Si han visto los últimos saraos políticos capitalinos, conocen ya el percal: insultos, marrullerías, rostros avinagrados, menciones a madres y esposas, gestos despectivos, carcajadas displicentes, forofismo a granel, banderías, corralas. Faltan una bengala y un tambor para el registro de muchos en la barra brava. La casa de la palabra se convierte en la choza del esputo. El intercambio de conceptos lo rebajan a chalaneo de naderías. Los celos laborales particulares se disfrazan de interés público. Los odios, ojerizas y rencillas personales los barnizan de supuesta ideología. Incluso un chusco Me gusta la fruta se distingue como blasón, cerbatana, corte de mangas y pedorreta. Y de postre bulle el trueque de acusaciones eternas, que si putas, que si coca, que si bugas, que si percebes. Yo igual empiezo a fumar para hacerme el mayor, no vayan a incluirme en la generación de esta peña.

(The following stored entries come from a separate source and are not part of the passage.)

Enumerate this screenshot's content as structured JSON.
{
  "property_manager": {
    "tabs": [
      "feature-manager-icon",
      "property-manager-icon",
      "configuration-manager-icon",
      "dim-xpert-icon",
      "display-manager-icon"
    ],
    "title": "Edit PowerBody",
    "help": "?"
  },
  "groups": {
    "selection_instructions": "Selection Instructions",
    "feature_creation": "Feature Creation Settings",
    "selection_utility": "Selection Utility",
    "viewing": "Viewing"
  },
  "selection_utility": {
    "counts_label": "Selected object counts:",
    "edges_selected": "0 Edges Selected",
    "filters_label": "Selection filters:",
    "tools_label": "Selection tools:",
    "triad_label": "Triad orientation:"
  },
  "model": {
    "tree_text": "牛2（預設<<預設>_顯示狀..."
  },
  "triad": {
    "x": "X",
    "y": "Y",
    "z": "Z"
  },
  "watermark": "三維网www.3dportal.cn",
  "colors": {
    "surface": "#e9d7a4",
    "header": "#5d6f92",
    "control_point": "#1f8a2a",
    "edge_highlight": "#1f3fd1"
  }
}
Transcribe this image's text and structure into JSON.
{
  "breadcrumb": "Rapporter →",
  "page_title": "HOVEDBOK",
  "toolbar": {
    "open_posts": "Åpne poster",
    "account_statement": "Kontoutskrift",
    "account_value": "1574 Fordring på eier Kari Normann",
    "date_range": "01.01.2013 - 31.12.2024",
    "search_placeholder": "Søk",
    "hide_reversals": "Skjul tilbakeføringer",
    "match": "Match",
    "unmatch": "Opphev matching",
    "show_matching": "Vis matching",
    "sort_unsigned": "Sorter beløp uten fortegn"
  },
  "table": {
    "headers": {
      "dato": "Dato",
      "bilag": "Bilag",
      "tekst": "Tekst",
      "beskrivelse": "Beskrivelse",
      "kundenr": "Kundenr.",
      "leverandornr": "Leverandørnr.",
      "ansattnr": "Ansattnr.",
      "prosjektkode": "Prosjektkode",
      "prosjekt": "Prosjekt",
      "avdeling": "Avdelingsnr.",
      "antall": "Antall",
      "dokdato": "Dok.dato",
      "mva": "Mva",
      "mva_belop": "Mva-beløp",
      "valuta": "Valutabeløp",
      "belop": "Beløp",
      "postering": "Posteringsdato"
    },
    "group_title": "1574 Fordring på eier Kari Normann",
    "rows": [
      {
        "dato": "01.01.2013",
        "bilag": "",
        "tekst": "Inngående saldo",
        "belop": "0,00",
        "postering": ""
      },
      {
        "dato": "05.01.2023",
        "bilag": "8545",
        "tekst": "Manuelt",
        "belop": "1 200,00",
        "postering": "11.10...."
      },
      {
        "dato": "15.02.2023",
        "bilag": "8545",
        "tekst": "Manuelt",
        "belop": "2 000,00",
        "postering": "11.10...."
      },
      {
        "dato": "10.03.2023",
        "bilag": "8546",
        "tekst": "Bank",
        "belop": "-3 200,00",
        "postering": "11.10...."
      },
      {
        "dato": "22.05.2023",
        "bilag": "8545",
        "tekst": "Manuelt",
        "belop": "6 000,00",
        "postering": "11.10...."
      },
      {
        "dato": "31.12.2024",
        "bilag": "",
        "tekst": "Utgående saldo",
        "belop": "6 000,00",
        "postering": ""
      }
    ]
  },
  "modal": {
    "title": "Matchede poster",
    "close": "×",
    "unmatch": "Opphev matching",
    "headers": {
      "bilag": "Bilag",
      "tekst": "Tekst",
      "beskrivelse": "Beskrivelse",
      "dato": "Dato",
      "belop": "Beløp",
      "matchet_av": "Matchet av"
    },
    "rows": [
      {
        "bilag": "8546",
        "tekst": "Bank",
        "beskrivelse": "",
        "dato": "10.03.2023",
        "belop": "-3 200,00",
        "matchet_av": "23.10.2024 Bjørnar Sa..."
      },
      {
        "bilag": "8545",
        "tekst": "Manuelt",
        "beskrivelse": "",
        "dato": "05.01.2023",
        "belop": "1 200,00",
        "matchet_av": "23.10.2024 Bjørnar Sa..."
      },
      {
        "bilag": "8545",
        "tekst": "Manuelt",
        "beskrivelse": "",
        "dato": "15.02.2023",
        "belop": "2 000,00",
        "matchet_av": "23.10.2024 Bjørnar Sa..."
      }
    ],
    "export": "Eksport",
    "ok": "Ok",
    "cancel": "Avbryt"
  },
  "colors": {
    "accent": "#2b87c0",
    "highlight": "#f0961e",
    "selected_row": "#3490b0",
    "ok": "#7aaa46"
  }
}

Y, claro, no son todos así y menos mal. Sin embargo, son demasiados los diputados que en vez de un proyecto para la gente parecen defender con rabia un futuro para su negocio, un puesto en el mercadillo, una entrada para la reventa. De ese modo, me hago cargo, están logrando que la crítica antaño demagoga resulte hoy sensata. Así, afirmar que muchos no piensan en el ciudadano ni un segundo no es ya sólo sentencia etílica ni conclusión de cuñado: es una verdad difícil de rebatir. Gritan en sus escaños y me pregunto para qué enseñamos Educación en valores cívicos y éticos en las escuelas. Y me digo, si se pudiera decir, que fruta va, fruta viene, a la mayoría se la sudamos, escrito en tono parlamentario y desde el respeto, o sea en su propia jerga.